The political crisis in Venezuela has further raised the price of crude to a level that highly beneficial to the economy of some countries like Nigeria.
Brent crude futures yesterday rose to $64 a barrel as the Organisation of Petroleum Exporting Countries (OPEC)-led supply cuts and sanctions from the US against the country’s petroleum industry offset forecasts of weaker demand and an economic slowdown.
The budget currently under the consideration of the National Assembly, has $60 oil benchmark. Analyst say the Federal Government will not only have the cash to implemenet the budget which has the largest capital project component in the history of the oil rich nation, the excess crude account will witness a big boost.
The sanctions came into force yesterday and ban US companies from exporting goods or services to the country’s state-run oil company, Petroleum of Venezuela (PDVSA). Spot gold also fell slightly by 0.5 per cent to $1,310.76 per ounce – its lowest level in nearly a week.
Yesterday, 10 European countries joined the US in recognising opposition leader Juan Guaido as Venezuela’s interim president, heightening a global showdown over Nicolas Maduro’s socialist rule.
The coordinated move from Britain, France, Spain, Germany, Portugal, Sweden, Denmark, Austria, the Czech Republic and the Netherlands came after the expiry of an eight-day ultimatum for Mr Maduro to call a new election.
The US is Venezuela’s biggest oil customer, accounting for 39 per cent of the OPEC nation’s deliveries last year, according to ClipperData.

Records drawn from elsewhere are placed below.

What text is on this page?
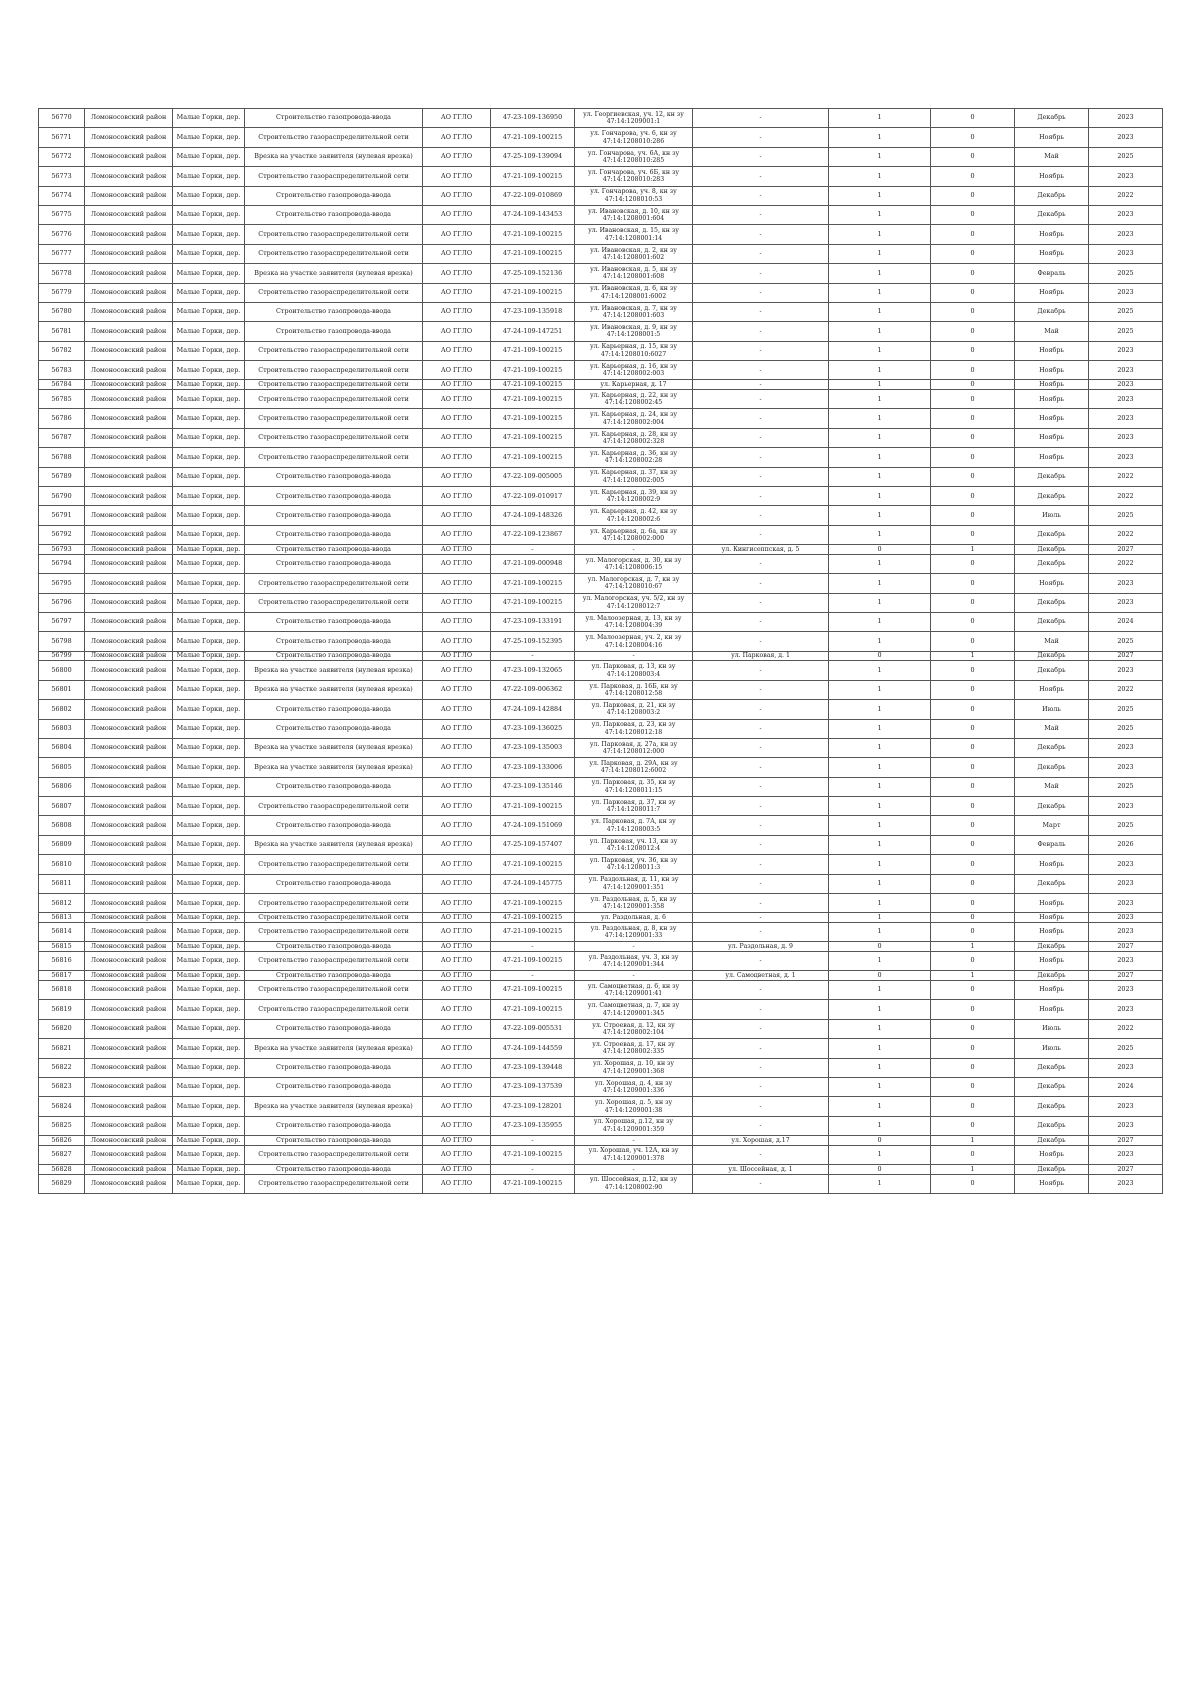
56770	Ломоносовский район	Малые Горки, дер.	Строительство газопровода-ввода	АО ГГЛО	47-23-109-136950	ул. Георгиевская, уч. 12, кн зу 47:14:1209001:1	-	1	0	Декабрь	2023
56771	Ломоносовский район	Малые Горки, дер.	Строительство газораспределительной сети	АО ГГЛО	47-21-109-100215	ул. Гончарова, уч. 6, кн зу 47:14:1208010:286	-	1	0	Ноябрь	2023
56772	Ломоносовский район	Малые Горки, дер.	Врезка на участке заявителя (нулевая врезка)	АО ГГЛО	47-25-109-139094	ул. Гончарова, уч. 6А, кн зу 47:14:1208010:285	-	1	0	Май	2025
56773	Ломоносовский район	Малые Горки, дер.	Строительство газораспределительной сети	АО ГГЛО	47-21-109-100215	ул. Гончарова, уч. 6Б, кн зу 47:14:1208010:283	-	1	0	Ноябрь	2023
56774	Ломоносовский район	Малые Горки, дер.	Строительство газопровода-ввода	АО ГГЛО	47-22-109-010869	ул. Гончарова, уч. 8, кн зу 47:14:1208010:53	-	1	0	Декабрь	2022
56775	Ломоносовский район	Малые Горки, дер.	Строительство газопровода-ввода	АО ГГЛО	47-24-109-143453	ул. Ивановская, д. 10, кн зу 47:14:1208001:604	-	1	0	Декабрь	2023
56776	Ломоносовский район	Малые Горки, дер.	Строительство газораспределительной сети	АО ГГЛО	47-21-109-100215	ул. Ивановская, д. 15, кн зу 47:14:1208001:14	-	1	0	Ноябрь	2023
56777	Ломоносовский район	Малые Горки, дер.	Строительство газораспределительной сети	АО ГГЛО	47-21-109-100215	ул. Ивановская, д. 2, кн зу 47:14:1208001:602	-	1	0	Ноябрь	2023
56778	Ломоносовский район	Малые Горки, дер.	Врезка на участке заявителя (нулевая врезка)	АО ГГЛО	47-25-109-152136	ул. Ивановская, д. 5, кн зу 47:14:1208001:608	-	1	0	Февраль	2025
56779	Ломоносовский район	Малые Горки, дер.	Строительство газораспределительной сети	АО ГГЛО	47-21-109-100215	ул. Ивановская, д. 6, кн зу 47:14:1208001:6002	-	1	0	Ноябрь	2023
56780	Ломоносовский район	Малые Горки, дер.	Строительство газопровода-ввода	АО ГГЛО	47-23-109-135918	ул. Ивановская, д. 7, кн зу 47:14:1208001:603	-	1	0	Декабрь	2025
56781	Ломоносовский район	Малые Горки, дер.	Строительство газопровода-ввода	АО ГГЛО	47-24-109-147251	ул. Ивановская, д. 9, кн зу 47:14:1208001:5	-	1	0	Май	2025
56782	Ломоносовский район	Малые Горки, дер.	Строительство газораспределительной сети	АО ГГЛО	47-21-109-100215	ул. Карьерная, д. 15, кн зу 47:14:1208010:6027	-	1	0	Ноябрь	2023
56783	Ломоносовский район	Малые Горки, дер.	Строительство газораспределительной сети	АО ГГЛО	47-21-109-100215	ул. Карьерная, д. 16, кн зу 47:14:1208002:003	-	1	0	Ноябрь	2023
56784	Ломоносовский район	Малые Горки, дер.	Строительство газораспределительной сети	АО ГГЛО	47-21-109-100215	ул. Карьерная, д. 17	-	1	0	Ноябрь	2023
56785	Ломоносовский район	Малые Горки, дер.	Строительство газораспределительной сети	АО ГГЛО	47-21-109-100215	ул. Карьерная, д. 22, кн зу 47:14:1208002:45	-	1	0	Ноябрь	2023
56786	Ломоносовский район	Малые Горки, дер.	Строительство газораспределительной сети	АО ГГЛО	47-21-109-100215	ул. Карьерная, д. 24, кн зу 47:14:1208002:004	-	1	0	Ноябрь	2023
56787	Ломоносовский район	Малые Горки, дер.	Строительство газораспределительной сети	АО ГГЛО	47-21-109-100215	ул. Карьерная, д. 28, кн зу 47:14:1208002:328	-	1	0	Ноябрь	2023
56788	Ломоносовский район	Малые Горки, дер.	Строительство газораспределительной сети	АО ГГЛО	47-21-109-100215	ул. Карьерная, д. 36, кн зу 47:14:1208002:28	-	1	0	Ноябрь	2023
56789	Ломоносовский район	Малые Горки, дер.	Строительство газопровода-ввода	АО ГГЛО	47-22-109-005005	ул. Карьерная, д. 37, кн зу 47:14:1208002:005	-	1	0	Декабрь	2022
56790	Ломоносовский район	Малые Горки, дер.	Строительство газопровода-ввода	АО ГГЛО	47-22-109-010917	ул. Карьерная, д. 39, кн зу 47:14:1208002:9	-	1	0	Декабрь	2022
56791	Ломоносовский район	Малые Горки, дер.	Строительство газопровода-ввода	АО ГГЛО	47-24-109-148326	ул. Карьерная, д. 42, кн зу 47:14:1208002:6	-	1	0	Июль	2025
56792	Ломоносовский район	Малые Горки, дер.	Строительство газопровода-ввода	АО ГГЛО	47-22-109-123867	ул. Карьерная, д. 6а, кн зу 47:14:1208002:000	-	1	0	Декабрь	2022
56793	Ломоносовский район	Малые Горки, дер.	Строительство газопровода-ввода	АО ГГЛО	-	-	ул. Кингисеппская, д. 5	0	1	Декабрь	2027
56794	Ломоносовский район	Малые Горки, дер.	Строительство газопровода-ввода	АО ГГЛО	47-21-109-000948	ул. Малогорская, д. 30, кн зу 47:14:1208006:15	-	1	0	Декабрь	2022
56795	Ломоносовский район	Малые Горки, дер.	Строительство газораспределительной сети	АО ГГЛО	47-21-109-100215	ул. Малогорская, д. 7, кн зу 47:14:1208010:67	-	1	0	Ноябрь	2023
56796	Ломоносовский район	Малые Горки, дер.	Строительство газораспределительной сети	АО ГГЛО	47-21-109-100215	ул. Малогорская, уч. 5/2, кн зу 47:14:1208012:7	-	1	0	Декабрь	2023
56797	Ломоносовский район	Малые Горки, дер.	Строительство газопровода-ввода	АО ГГЛО	47-23-109-133191	ул. Малоозерная, д. 13, кн зу 47:14:1208004:39	-	1	0	Декабрь	2024
56798	Ломоносовский район	Малые Горки, дер.	Строительство газопровода-ввода	АО ГГЛО	47-25-109-152395	ул. Малоозерная, уч. 2, кн зу 47:14:1208004:16	-	1	0	Май	2025
56799	Ломоносовский район	Малые Горки, дер.	Строительство газопровода-ввода	АО ГГЛО	-	-	ул. Парковая, д. 1	0	1	Декабрь	2027
56800	Ломоносовский район	Малые Горки, дер.	Врезка на участке заявителя (нулевая врезка)	АО ГГЛО	47-23-109-132065	ул. Парковая, д. 13, кн зу 47:14:1208003:4	-	1	0	Декабрь	2023
56801	Ломоносовский район	Малые Горки, дер.	Врезка на участке заявителя (нулевая врезка)	АО ГГЛО	47-22-109-006362	ул. Парковая, д. 16Б, кн зу 47:14:1208012:58	-	1	0	Ноябрь	2022
56802	Ломоносовский район	Малые Горки, дер.	Строительство газопровода-ввода	АО ГГЛО	47-24-109-142884	ул. Парковая, д. 21, кн зу 47:14:1208003:2	-	1	0	Июль	2025
56803	Ломоносовский район	Малые Горки, дер.	Строительство газопровода-ввода	АО ГГЛО	47-23-109-136025	ул. Парковая, д. 23, кн зу 47:14:1208012:18	-	1	0	Май	2025
56804	Ломоносовский район	Малые Горки, дер.	Врезка на участке заявителя (нулевая врезка)	АО ГГЛО	47-23-109-135003	ул. Парковая, д. 27а, кн зу 47:14:1208012:000	-	1	0	Декабрь	2023
56805	Ломоносовский район	Малые Горки, дер.	Врезка на участке заявителя (нулевая врезка)	АО ГГЛО	47-23-109-133006	ул. Парковая, д. 29А, кн зу 47:14:1208012:6002	-	1	0	Декабрь	2023
56806	Ломоносовский район	Малые Горки, дер.	Строительство газопровода-ввода	АО ГГЛО	47-23-109-135146	ул. Парковая, д. 35, кн зу 47:14:1208011:15	-	1	0	Май	2025
56807	Ломоносовский район	Малые Горки, дер.	Строительство газораспределительной сети	АО ГГЛО	47-21-109-100215	ул. Парковая, д. 37, кн зу 47:14:1208011:7	-	1	0	Декабрь	2023
56808	Ломоносовский район	Малые Горки, дер.	Строительство газопровода-ввода	АО ГГЛО	47-24-109-151069	ул. Парковая, д. 7А, кн зу 47:14:1208003:5	-	1	0	Март	2025
56809	Ломоносовский район	Малые Горки, дер.	Врезка на участке заявителя (нулевая врезка)	АО ГГЛО	47-25-109-157407	ул. Парковая, уч. 13, кн зу 47:14:1208012:4	-	1	0	Февраль	2026
56810	Ломоносовский район	Малые Горки, дер.	Строительство газораспределительной сети	АО ГГЛО	47-21-109-100215	ул. Парковая, уч. 36, кн зу 47:14:1208011:3	-	1	0	Ноябрь	2023
56811	Ломоносовский район	Малые Горки, дер.	Строительство газопровода-ввода	АО ГГЛО	47-24-109-145775	ул. Раздольная, д. 11, кн зу 47:14:1209001:351	-	1	0	Декабрь	2023
56812	Ломоносовский район	Малые Горки, дер.	Строительство газораспределительной сети	АО ГГЛО	47-21-109-100215	ул. Раздольная, д. 5, кн зу 47:14:1209001:358	-	1	0	Ноябрь	2023
56813	Ломоносовский район	Малые Горки, дер.	Строительство газораспределительной сети	АО ГГЛО	47-21-109-100215	ул. Раздольная, д. 6	-	1	0	Ноябрь	2023
56814	Ломоносовский район	Малые Горки, дер.	Строительство газораспределительной сети	АО ГГЛО	47-21-109-100215	ул. Раздольная, д. 8, кн зу 47:14:1209001:33	-	1	0	Ноябрь	2023
56815	Ломоносовский район	Малые Горки, дер.	Строительство газопровода-ввода	АО ГГЛО	-	-	ул. Раздольная, д. 9	0	1	Декабрь	2027
56816	Ломоносовский район	Малые Горки, дер.	Строительство газораспределительной сети	АО ГГЛО	47-21-109-100215	ул. Раздольная, уч. 3, кн зу 47:14:1209001:344	-	1	0	Ноябрь	2023
56817	Ломоносовский район	Малые Горки, дер.	Строительство газопровода-ввода	АО ГГЛО	-	-	ул. Самоцветная, д. 1	0	1	Декабрь	2027
56818	Ломоносовский район	Малые Горки, дер.	Строительство газораспределительной сети	АО ГГЛО	47-21-109-100215	ул. Самоцветная, д. 6, кн зу 47:14:1209001:41	-	1	0	Ноябрь	2023
56819	Ломоносовский район	Малые Горки, дер.	Строительство газораспределительной сети	АО ГГЛО	47-21-109-100215	ул. Самоцветная, д. 7, кн зу 47:14:1209001:345	-	1	0	Ноябрь	2023
56820	Ломоносовский район	Малые Горки, дер.	Строительство газопровода-ввода	АО ГГЛО	47-22-109-005531	ул. Строевая, д. 12, кн зу 47:14:1208002:104	-	1	0	Июль	2022
56821	Ломоносовский район	Малые Горки, дер.	Врезка на участке заявителя (нулевая врезка)	АО ГГЛО	47-24-109-144559	ул. Строевая, д. 17, кн зу 47:14:1208002:335	-	1	0	Июль	2025
56822	Ломоносовский район	Малые Горки, дер.	Строительство газопровода-ввода	АО ГГЛО	47-23-109-139448	ул. Хорошая, д. 10, кн зу 47:14:1209001:368	-	1	0	Декабрь	2023
56823	Ломоносовский район	Малые Горки, дер.	Строительство газопровода-ввода	АО ГГЛО	47-23-109-137539	ул. Хорошая, д. 4, кн зу 47:14:1209001:336	-	1	0	Декабрь	2024
56824	Ломоносовский район	Малые Горки, дер.	Врезка на участке заявителя (нулевая врезка)	АО ГГЛО	47-23-109-128201	ул. Хорошая, д. 5, кн зу 47:14:1209001:38	-	1	0	Декабрь	2023
56825	Ломоносовский район	Малые Горки, дер.	Строительство газопровода-ввода	АО ГГЛО	47-23-109-135955	ул. Хорошая, д.12, кн зу 47:14:1209001:359	-	1	0	Декабрь	2023
56826	Ломоносовский район	Малые Горки, дер.	Строительство газопровода-ввода	АО ГГЛО	-	-	ул. Хорошая, д.17	0	1	Декабрь	2027
56827	Ломоносовский район	Малые Горки, дер.	Строительство газораспределительной сети	АО ГГЛО	47-21-109-100215	ул. Хорошая, уч. 12А, кн зу 47:14:1209001:378	-	1	0	Ноябрь	2023
56828	Ломоносовский район	Малые Горки, дер.	Строительство газопровода-ввода	АО ГГЛО	-	-	ул. Шоссейная, д. 1	0	1	Декабрь	2027
56829	Ломоносовский район	Малые Горки, дер.	Строительство газораспределительной сети	АО ГГЛО	47-21-109-100215	ул. Шоссейная, д.12, кн зу 47:14:1208002:90	-	1	0	Ноябрь	2023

Russia and China, which have poured billions of dollars of investment and loans into Venezuela, are supporting Mr Maduro in its geopolitical feud with the US.
The embattled President has told his US counterpart to stop his “dirty” imperialist conspiracy to overthrow him. Maduro also rejected European calls for fresh elections.
Speaking to Spanish journalist Jordi Evole, he raged: “Stop, stop, Trump! Hold it right there!
“You are making mistakes that will leave your hands covered in blood and you will leave the presidency stained with blood.
“I refuse to call for elections now – there will be elections in 2024. We don’t care what Europe says.”
Maduro was accused of running the oil-rich country of 30 million people like a dictatorship and destroying the economy, but has continued to defy them.
Last month, Mr Guaido declared himself temporary leader in a move that has split opinion across the world and brought rioting Venezuelans onto the streets.
US President Donald Trump immediately recognised him as leader but European Union countries have not been so quick to follow suit.
Mr Maduro replaced former President Hugo Chavez in 2013 following his death but he has seen Venezuela’s economy collapse along with the exodus of three million of the country’s people.